Przez dwa tysiąclecia kwestia tajemniczego kontynentu albo rodziła się w umysłach poszczególnych badaczy, albo blakła pod wpływem bojowych antagonistów instrukcji Platona. Najpoważniejszym przeciwnikiem odpierającym wszelkie dowody obecności mistycznej i zaginionej Atlantydy na ziemi, od dawna jest Kościół. Słudzy Pańscy za oficjalną datę stworzenia świata uznali rok 5508 p.n.e. Platon w swoich teoriach wspiął się w ciemność stuleci, wskazując przedział czasowy wynoszący 9 tysięcy lat, kiedy według Kościoła nie było Ziemi, nie było ludzi, nie było wszechświata, a tym bardziej jakiejś zaginionej Atlantydy nie mógłby fizycznie istnieć.

Dopiero w drugiej połowie IX wieku, kiedy Kościół się podzielił i jego wpływy zaczęły słabnąć zagubiona Atlantyda może istnieć, zaczęli znowu rozmawiać, a potem szeptem. Pierwszą, która ponownie głośno zaczęła mówić o możliwości, że zaginiona Atlantyda miała miejsce w historii ludzkiej cywilizacji, była Elena Pietrowna Bławatska (1831–1891) – teozofka, badaczka, pisarka i słynna podróżniczka. Będąc utalentowaną, utalentowaną osobą, jakkolwiek na to spojrzysz, miała bystrą i niezwykłą osobowość, ta niesamowita kobieta kategorycznie stwierdziła, że ​​​​zaginiona Atlantyda istniała, a Platon nie mylił się, spierając się na ten temat tajemnicza wyspa. To prawda, że ​​\u200b\u200bjej teorie istniały rozbieżności z wersją Atlantydy Platona; badaczka przydzieliła jej jednocześnie dwa kontynenty - jeden na Pacyfiku, a drugi na Oceanie Atlantyckim. Pozostałości niegdyś wielkiego i starożytne imperium wyspy Madagaskar, Cejlon, Sumatra, poszczególne wyspy Polinezji i słynna wyspa Wielkanoc.

Wielu innych badaczy poszło w ślady Bławatskiej, wściekle spierając się o to, gdzie znajdowała się zaginiona Atlantyda i o sam fakt jej istnienia na mapie starożytności. Badacze nie byli jednak w stanie przedstawić społeczności naukowej niczego konkretnego, opartego na dowodach i określonego.

Piękny, choć wielu wydawał się mityczną legendą, świat Atlantydy narodził się i gwałtownie rozwinął dopiero pod koniec XIX wieku. Jest to okres początku potężnego postępu, zarówno naukowego, jak i technicznego. Nic dziwnego, że to właśnie w epoce, gdy do dyspozycji człowieka pojawiało się coraz więcej nowych zasobów, w umysłach wielu ponownie pojawiło się zainteresowanie przygodą. A zaginiona Atlantyda w ich oczach stała się właśnie tą przygodą. Tak naprawdę ludzkość właśnie wkroczyła w nową fazę swojego istnienia. Przemysł ciężki i lekki rozwijał się skokowo, nauka wykazywała ogromne zainteresowanie tym, czym naprawdę była ta zaginiona Atlantyda, technologią, finansami - wszystko to wymagało coraz bardziej zaawansowanych środków komunikacji nie tylko pomiędzy poszczególnymi miastami i krajami, ale także pomiędzy całymi kontynentami.

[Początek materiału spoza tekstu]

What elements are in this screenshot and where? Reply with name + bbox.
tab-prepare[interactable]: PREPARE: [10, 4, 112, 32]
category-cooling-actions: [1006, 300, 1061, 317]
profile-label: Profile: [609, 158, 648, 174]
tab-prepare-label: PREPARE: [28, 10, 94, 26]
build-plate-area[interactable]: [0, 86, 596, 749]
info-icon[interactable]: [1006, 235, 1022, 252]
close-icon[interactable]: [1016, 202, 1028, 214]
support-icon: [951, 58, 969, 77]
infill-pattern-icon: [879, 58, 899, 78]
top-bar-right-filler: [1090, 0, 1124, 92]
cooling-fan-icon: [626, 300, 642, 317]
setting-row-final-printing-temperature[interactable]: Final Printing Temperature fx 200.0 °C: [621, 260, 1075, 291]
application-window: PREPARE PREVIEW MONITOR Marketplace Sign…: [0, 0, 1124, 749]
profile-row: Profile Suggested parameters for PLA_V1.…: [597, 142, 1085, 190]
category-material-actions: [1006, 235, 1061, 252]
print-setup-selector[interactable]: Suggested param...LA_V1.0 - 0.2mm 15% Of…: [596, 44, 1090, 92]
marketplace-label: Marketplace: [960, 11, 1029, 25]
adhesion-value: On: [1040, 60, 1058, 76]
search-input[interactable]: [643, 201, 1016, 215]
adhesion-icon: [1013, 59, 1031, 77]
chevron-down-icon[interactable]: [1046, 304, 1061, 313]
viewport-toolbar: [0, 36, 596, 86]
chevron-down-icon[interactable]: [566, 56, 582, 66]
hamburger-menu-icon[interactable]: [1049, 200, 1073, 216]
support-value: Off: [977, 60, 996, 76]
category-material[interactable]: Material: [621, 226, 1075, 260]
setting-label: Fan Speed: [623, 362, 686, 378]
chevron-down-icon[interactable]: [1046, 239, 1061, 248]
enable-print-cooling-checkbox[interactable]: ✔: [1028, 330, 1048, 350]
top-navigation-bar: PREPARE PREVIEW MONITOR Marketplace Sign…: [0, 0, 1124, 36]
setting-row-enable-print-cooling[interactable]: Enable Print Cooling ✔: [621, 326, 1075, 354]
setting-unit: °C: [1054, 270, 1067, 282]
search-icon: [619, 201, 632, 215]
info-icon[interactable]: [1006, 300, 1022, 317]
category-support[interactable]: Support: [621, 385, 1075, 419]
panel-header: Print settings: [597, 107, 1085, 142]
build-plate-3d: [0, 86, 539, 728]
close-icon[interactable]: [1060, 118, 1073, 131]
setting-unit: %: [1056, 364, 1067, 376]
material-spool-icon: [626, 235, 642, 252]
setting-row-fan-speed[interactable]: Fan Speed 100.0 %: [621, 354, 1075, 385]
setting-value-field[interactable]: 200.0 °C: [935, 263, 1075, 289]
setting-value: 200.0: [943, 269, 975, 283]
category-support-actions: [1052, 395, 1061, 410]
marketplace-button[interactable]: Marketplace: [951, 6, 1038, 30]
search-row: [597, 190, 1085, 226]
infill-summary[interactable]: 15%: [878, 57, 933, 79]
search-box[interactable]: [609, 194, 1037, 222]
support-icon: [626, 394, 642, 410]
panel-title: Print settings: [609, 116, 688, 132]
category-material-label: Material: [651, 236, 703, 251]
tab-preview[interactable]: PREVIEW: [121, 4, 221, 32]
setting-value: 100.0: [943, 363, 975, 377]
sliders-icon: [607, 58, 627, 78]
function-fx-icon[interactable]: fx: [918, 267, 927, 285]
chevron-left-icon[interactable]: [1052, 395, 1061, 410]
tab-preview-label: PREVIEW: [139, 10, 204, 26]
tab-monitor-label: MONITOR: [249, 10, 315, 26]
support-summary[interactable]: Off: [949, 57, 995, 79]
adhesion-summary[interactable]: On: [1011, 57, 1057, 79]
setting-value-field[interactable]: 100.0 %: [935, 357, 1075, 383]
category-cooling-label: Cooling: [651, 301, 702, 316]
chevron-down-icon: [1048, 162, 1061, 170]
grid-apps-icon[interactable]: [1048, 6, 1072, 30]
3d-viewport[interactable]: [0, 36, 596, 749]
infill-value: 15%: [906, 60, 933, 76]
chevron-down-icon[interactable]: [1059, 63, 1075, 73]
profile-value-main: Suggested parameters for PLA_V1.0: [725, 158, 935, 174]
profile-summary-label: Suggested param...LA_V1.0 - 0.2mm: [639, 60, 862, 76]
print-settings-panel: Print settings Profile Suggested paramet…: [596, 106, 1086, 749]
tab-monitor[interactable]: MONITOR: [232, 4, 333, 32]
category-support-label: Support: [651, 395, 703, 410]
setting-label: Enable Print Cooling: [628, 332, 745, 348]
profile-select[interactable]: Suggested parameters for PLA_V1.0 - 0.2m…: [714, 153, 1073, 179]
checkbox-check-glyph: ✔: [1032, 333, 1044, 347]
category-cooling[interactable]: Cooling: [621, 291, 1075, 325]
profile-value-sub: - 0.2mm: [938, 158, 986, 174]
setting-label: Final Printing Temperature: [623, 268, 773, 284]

W roku 1898 miało miejsce znaczące wydarzenie w historii wokół zaginionej Atlantydy i badań mających na celu jej odnalezienie. W tym roku pod wodą przeciągnięto kabel telegraficzny z Europy do Ameryki. I nagle, z niejasnych przyczyn technicznych, pękł; w wyniku czego jeden z końców opadł na samo dno oceanu. Podnieśli go jak zwykle stalowymi kotami. Zaskakujące jest to, że wraz z kablem wyciągnięto z wody także niespodziewaną niespodziankę, prawdopodobnie związaną z zaginioną Atlantydą: były to małe kawałki szklistej lawy, które utknęły pomiędzy nóżkami mechanizmów służących do podnoszenia liny.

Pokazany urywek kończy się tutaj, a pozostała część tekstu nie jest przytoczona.